Seamus Mac Gorain, head of global rates at the $2.5 trillion investment giant, who said markets have now largely priced in expectations for aggressive US interest rate hikes to combat the highest inflation in four decades.
Even if yields inch higher from here, the bulk of painful losses has already been inked, he said.
Treasuries can still “get somewhat higher yields, maybe you get to as high as 3.25%,” London-based Mac Gorain said of the 10-year benchmark, which traded around 2.9% Thursday.
“But I think the truth is that a lot of the near term move has already happened at this point. We’ve already had a pretty big correction.”
The bond head continues to hold a short Treasuries position “on an outright basis,” he added.
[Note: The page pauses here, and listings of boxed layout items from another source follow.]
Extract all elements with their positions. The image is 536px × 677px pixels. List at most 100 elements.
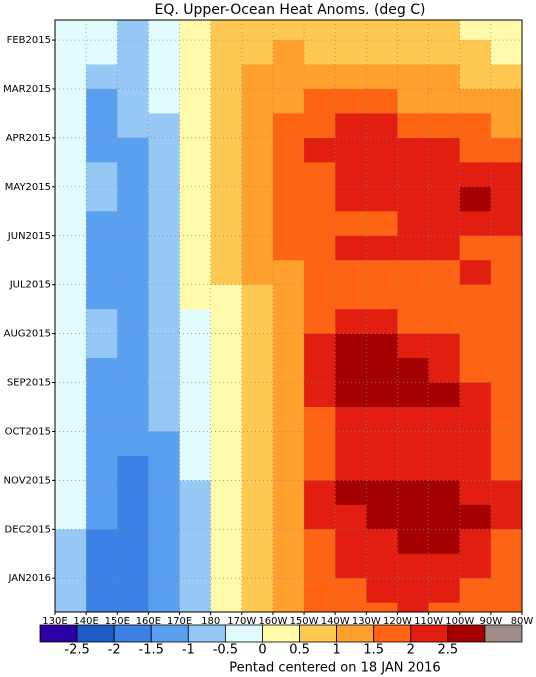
- cell: [397, 284, 430, 310]
- cell: [148, 20, 181, 41]
- cell: [490, 333, 522, 359]
- cell: [335, 260, 367, 286]
- cell: [117, 137, 149, 163]
- cell: [428, 88, 461, 114]
- cell: [117, 602, 149, 612]
- colorbar-label: 0: [258, 643, 266, 658]
- cell: [304, 358, 336, 384]
- y-tick-label: MAR2015: [3, 84, 51, 95]
- cell: [272, 382, 305, 408]
- cell: [148, 40, 181, 66]
- cell: [272, 64, 305, 90]
- cell: [272, 20, 305, 41]
- cell: [86, 64, 118, 90]
- cell: [55, 20, 87, 41]
- colorbar-label: 2: [407, 643, 415, 658]
- cell: [148, 553, 181, 579]
- cell: [148, 88, 181, 114]
- cell: [179, 333, 212, 359]
- x-tick-label: 80W: [511, 616, 534, 627]
- cell: [117, 431, 149, 457]
- cell: [428, 260, 461, 286]
- cell: [148, 162, 181, 188]
- colorbar-box: [410, 624, 449, 643]
- cell: [397, 407, 430, 432]
- cell: [55, 578, 87, 604]
- cell: [55, 529, 87, 555]
- cell: [210, 260, 243, 286]
- cell: [397, 113, 430, 139]
- cell: [86, 186, 118, 212]
- colorbar-box: [39, 624, 78, 643]
- colorbar-label: -0.5: [213, 643, 238, 658]
- cell: [335, 529, 367, 555]
- cell: [490, 162, 522, 188]
- cell: [179, 113, 212, 139]
- y-tick-label: JUL2015: [9, 280, 51, 291]
- cell: [179, 504, 212, 530]
- cell: [428, 309, 461, 335]
- colorbar-box: [76, 624, 115, 643]
- cell: [304, 529, 336, 555]
- x-tick-label: 170E: [167, 616, 192, 627]
- cell: [397, 358, 430, 384]
- cell: [241, 64, 274, 90]
- cell: [148, 358, 181, 384]
- cell: [86, 382, 118, 408]
- cell: [335, 113, 367, 139]
- cell: [397, 137, 430, 163]
- cell: [428, 529, 461, 555]
- cell: [304, 40, 336, 66]
- cell: [210, 431, 243, 457]
- cell: [179, 88, 212, 114]
- cell: [490, 40, 522, 66]
- cell: [272, 553, 305, 579]
- cell: [428, 211, 461, 237]
- cell: [366, 407, 398, 432]
- cell: [272, 186, 305, 212]
- cell: [335, 40, 367, 66]
- cell: [490, 20, 522, 41]
- cell: [459, 431, 492, 457]
- y-tick-label: JUN2015: [7, 231, 51, 242]
- cell: [459, 358, 492, 384]
- cell: [335, 235, 367, 261]
- cell: [210, 358, 243, 384]
- cell: [459, 64, 492, 90]
- y-tick-label: JAN2016: [7, 573, 51, 584]
- cell: [428, 504, 461, 530]
- cell: [117, 382, 149, 408]
- cell: [210, 20, 243, 41]
- cell: [490, 260, 522, 286]
- cell: [117, 260, 149, 286]
- cell: [86, 235, 118, 261]
- cell: [210, 211, 243, 237]
- cell: [179, 407, 212, 432]
- cell: [179, 40, 212, 66]
- cell: [459, 578, 492, 604]
- cell: [179, 260, 212, 286]
- colorbar-label: -1.5: [139, 643, 164, 658]
- cell: [335, 480, 367, 506]
- cell: [366, 235, 398, 261]
- cell: [241, 578, 274, 604]
- cell: [272, 431, 305, 457]
- cell: [210, 333, 243, 359]
- cell: [117, 553, 149, 579]
- cell: [210, 137, 243, 163]
- cell: [304, 113, 336, 139]
- cell: [179, 64, 212, 90]
- cell: [86, 113, 118, 139]
- colorbar-box: [150, 624, 189, 643]
- cell: [366, 260, 398, 286]
- cell: [335, 333, 367, 359]
- cell: [459, 40, 492, 66]
- cell: [366, 137, 398, 163]
- cell: [179, 211, 212, 237]
- cell: [86, 431, 118, 457]
- cell: [117, 455, 149, 481]
- cell: [55, 284, 87, 310]
- cell: [272, 235, 305, 261]
- cell: [397, 480, 430, 506]
- cell: [304, 162, 336, 188]
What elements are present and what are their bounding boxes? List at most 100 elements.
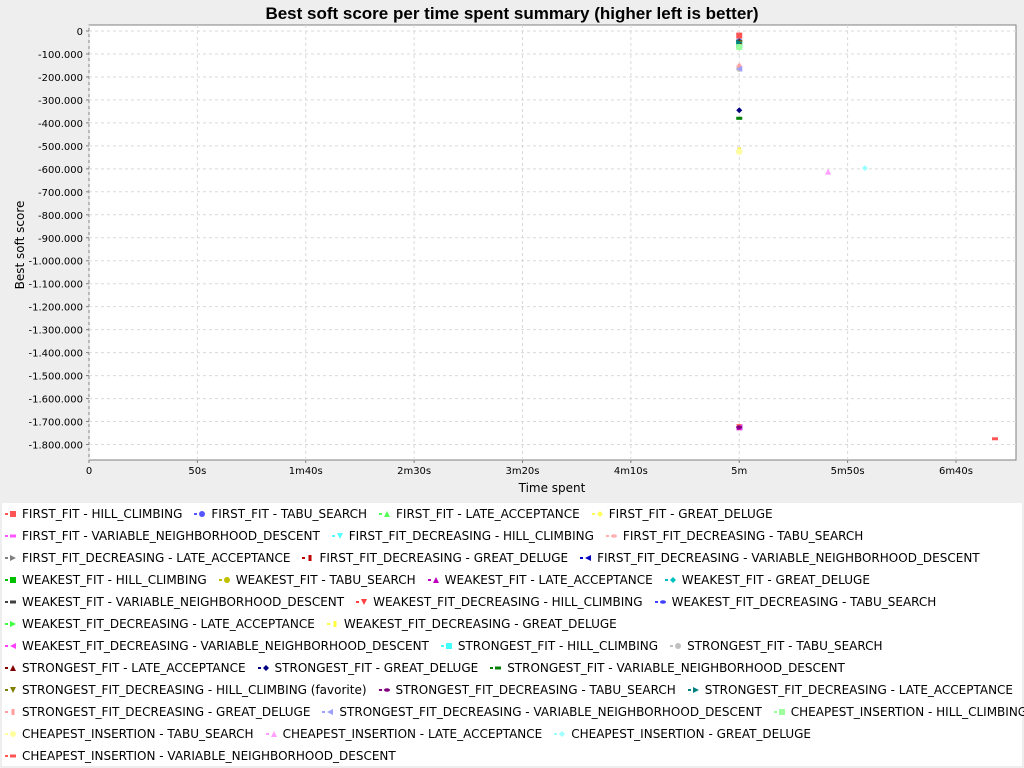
legend-item: STRONGEST_FIT_DECREASING - TABU_SEARCH (378, 683, 676, 697)
data-point (736, 148, 743, 155)
x-tick-label: 6m40s (939, 466, 973, 477)
legend-label: STRONGEST_FIT_DECREASING - LATE_ACCEPTAN… (704, 683, 1014, 697)
legend-swatch (5, 553, 19, 563)
legend-marker (692, 687, 699, 693)
x-tick-label: 0 (86, 466, 92, 477)
legend-swatch (378, 685, 393, 695)
legend-marker (559, 731, 566, 737)
legend-item: FIRST_FIT_DECREASING - TABU_SEARCH (605, 529, 864, 543)
legend-swatch (5, 575, 19, 585)
legend-item: WEAKEST_FIT - VARIABLE_NEIGHBORHOOD_DESC… (5, 595, 344, 609)
legend-item: FIRST_FIT_DECREASING - HILL_CLIMBING (331, 529, 594, 543)
y-tick-label: -1.500.000 (28, 372, 83, 383)
legend-item: WEAKEST_FIT_DECREASING - GREAT_DELUGE (326, 617, 617, 631)
legend-item: WEAKEST_FIT_DECREASING - TABU_SEARCH (654, 595, 936, 609)
y-tick-label: -800.000 (38, 211, 83, 222)
legend-marker (10, 621, 16, 627)
legend-label: FIRST_FIT_DECREASING - GREAT_DELUGE (319, 551, 569, 565)
legend-label: WEAKEST_FIT_DECREASING - GREAT_DELUGE (343, 617, 617, 631)
x-tick-label: 1m40s (289, 466, 323, 477)
legend-label: STRONGEST_FIT_DECREASING - GREAT_DELUGE (22, 705, 311, 719)
legend-swatch (580, 553, 594, 563)
y-tick-label: -1.000.000 (28, 257, 83, 268)
legend-label: STRONGEST_FIT - GREAT_DELUGE (274, 661, 479, 675)
legend-swatch (5, 509, 19, 519)
legend-swatch (5, 619, 19, 629)
data-point (737, 63, 741, 70)
legend-swatch (605, 531, 620, 541)
legend-marker (10, 577, 16, 583)
legend-item: WEAKEST_FIT_DECREASING - HILL_CLIMBING (356, 595, 643, 609)
legend-label: STRONGEST_FIT_DECREASING - HILL_CLIMBING… (22, 683, 367, 697)
legend-swatch (379, 509, 393, 519)
legend-swatch (218, 575, 233, 585)
legend-marker (327, 709, 334, 715)
legend-label: STRONGEST_FIT - LATE_ACCEPTANCE (22, 661, 246, 675)
legend-swatch (5, 663, 19, 673)
legend-label: WEAKEST_FIT - TABU_SEARCH (235, 573, 416, 587)
legend-swatch (5, 685, 19, 695)
legend-swatch (427, 575, 442, 585)
legend-swatch (5, 531, 19, 541)
legend-marker (10, 534, 16, 538)
y-tick-label: -1.600.000 (28, 395, 83, 406)
legend-label: FIRST_FIT - GREAT_DELUGE (608, 507, 773, 521)
x-tick-label: 4m10s (614, 466, 648, 477)
legend-item: FIRST_FIT_DECREASING - VARIABLE_NEIGHBOR… (580, 551, 980, 565)
legend-swatch (326, 619, 341, 629)
legend-item: STRONGEST_FIT_DECREASING - VARIABLE_NEIG… (322, 705, 762, 719)
legend-marker (383, 688, 390, 692)
legend-item: FIRST_FIT - GREAT_DELUGE (591, 507, 773, 521)
legend-item: FIRST_FIT - VARIABLE_NEIGHBORHOOD_DESCEN… (5, 529, 320, 543)
legend-label: WEAKEST_FIT - LATE_ACCEPTANCE (444, 573, 653, 587)
axes: 0 -100.000 -200.000 -300.000 -400.000 -500.00… (28, 27, 973, 477)
legend-label: CHEAPEST_INSERTION - GREAT_DELUGE (571, 727, 812, 741)
legend-swatch (265, 729, 280, 739)
legend-label: FIRST_FIT - VARIABLE_NEIGHBORHOOD_DESCEN… (22, 529, 320, 543)
legend-marker (10, 665, 16, 671)
legend-item: WEAKEST_FIT - HILL_CLIMBING (5, 573, 207, 587)
legend-marker (199, 511, 206, 517)
y-tick-label: -900.000 (38, 234, 83, 245)
legend-label: STRONGEST_FIT_DECREASING - VARIABLE_NEIG… (339, 705, 762, 719)
legend-marker (270, 731, 277, 737)
legend-swatch (322, 707, 336, 717)
y-tick-label: -100.000 (38, 50, 83, 61)
y-axis-label: Best soft score (13, 201, 27, 290)
legend-label: FIRST_FIT_DECREASING - LATE_ACCEPTANCE (22, 551, 291, 565)
legend-marker (333, 621, 337, 627)
data-point (825, 168, 832, 175)
gridlines (88, 25, 1016, 460)
legend-item: STRONGEST_FIT_DECREASING - HILL_CLIMBING… (5, 683, 367, 697)
legend-swatch (5, 641, 19, 651)
legend-marker (596, 511, 603, 517)
legend-swatch (5, 597, 19, 607)
legend-marker (10, 600, 16, 604)
data-point (736, 107, 743, 114)
legend-marker (10, 754, 16, 758)
legend-swatch (490, 663, 504, 673)
legend-item: FIRST_FIT_DECREASING - LATE_ACCEPTANCE (5, 551, 291, 565)
legend-item: FIRST_FIT - TABU_SEARCH (194, 507, 367, 521)
legend-label: FIRST_FIT_DECREASING - TABU_SEARCH (622, 529, 864, 543)
x-tick-label: 5m50s (831, 466, 865, 477)
legend-marker (11, 709, 15, 715)
y-tick-label: -500.000 (38, 142, 83, 153)
y-tick-label: -1.700.000 (28, 418, 83, 429)
legend-item: WEAKEST_FIT - GREAT_DELUGE (664, 573, 870, 587)
legend-label: CHEAPEST_INSERTION - VARIABLE_NEIGHBORHO… (22, 749, 396, 763)
x-tick-label: 50s (188, 466, 206, 477)
legend-label: WEAKEST_FIT_DECREASING - HILL_CLIMBING (373, 595, 643, 609)
legend-label: FIRST_FIT - HILL_CLIMBING (22, 507, 183, 521)
data-points (736, 32, 998, 441)
legend-label: FIRST_FIT - TABU_SEARCH (211, 507, 368, 521)
legend-marker (336, 533, 343, 539)
legend-marker (384, 511, 391, 517)
legend-marker (495, 666, 502, 670)
y-tick-label: -1.800.000 (28, 441, 83, 452)
y-tick-label: -1.100.000 (28, 280, 83, 291)
data-point (736, 425, 743, 430)
legend-label: CHEAPEST_INSERTION - HILL_CLIMBING (790, 705, 1024, 719)
legend-marker (778, 709, 785, 715)
legend-item: CHEAPEST_INSERTION - GREAT_DELUGE (554, 727, 811, 741)
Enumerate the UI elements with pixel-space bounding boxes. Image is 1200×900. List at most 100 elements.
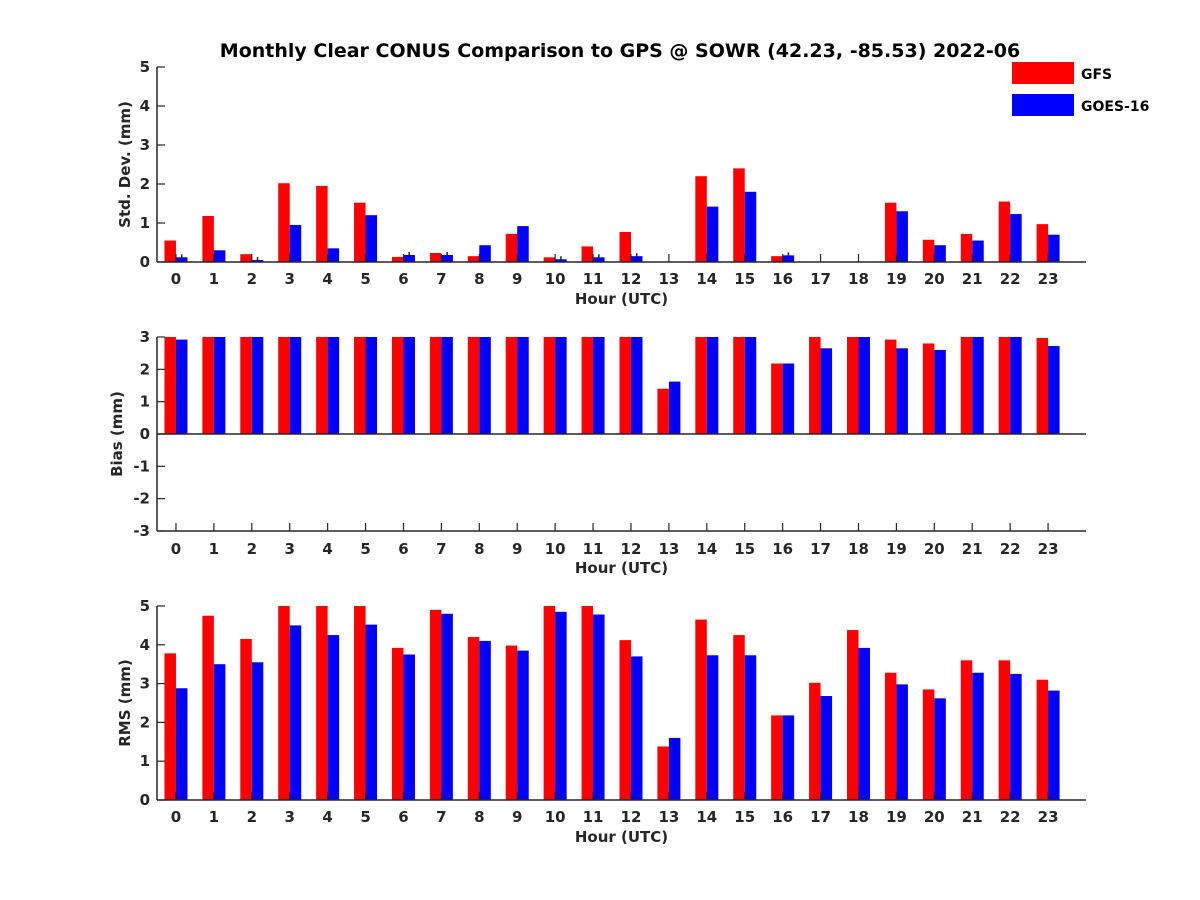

For Mac Gorain, a former fixed-income portfolio manager at the Bank of England, the odds of a 2022 US downturn are now close to even as Fed Chairman Jerome Powell stresses the central bank will consider “moving more aggressively” to curb inflation.
“Recession next year is a very serious possibility” as the Fed tries to “thread the needle” on balancing inflation and recessionary risks, he said. “You’ll have seen monetary policy tightening starting to impact growth, you’ll have less support from fiscal policy, it’s hard to see any big fiscal stimulus in the US after mid-term elections.”
Goldman Sachs Group Inc. sees a 30% to 40% chance of a recession in the next 12 to 24 months. Tesla Inc. chief executive Elon Musk said the US is probably in a recession already — one that could last up to 18 months.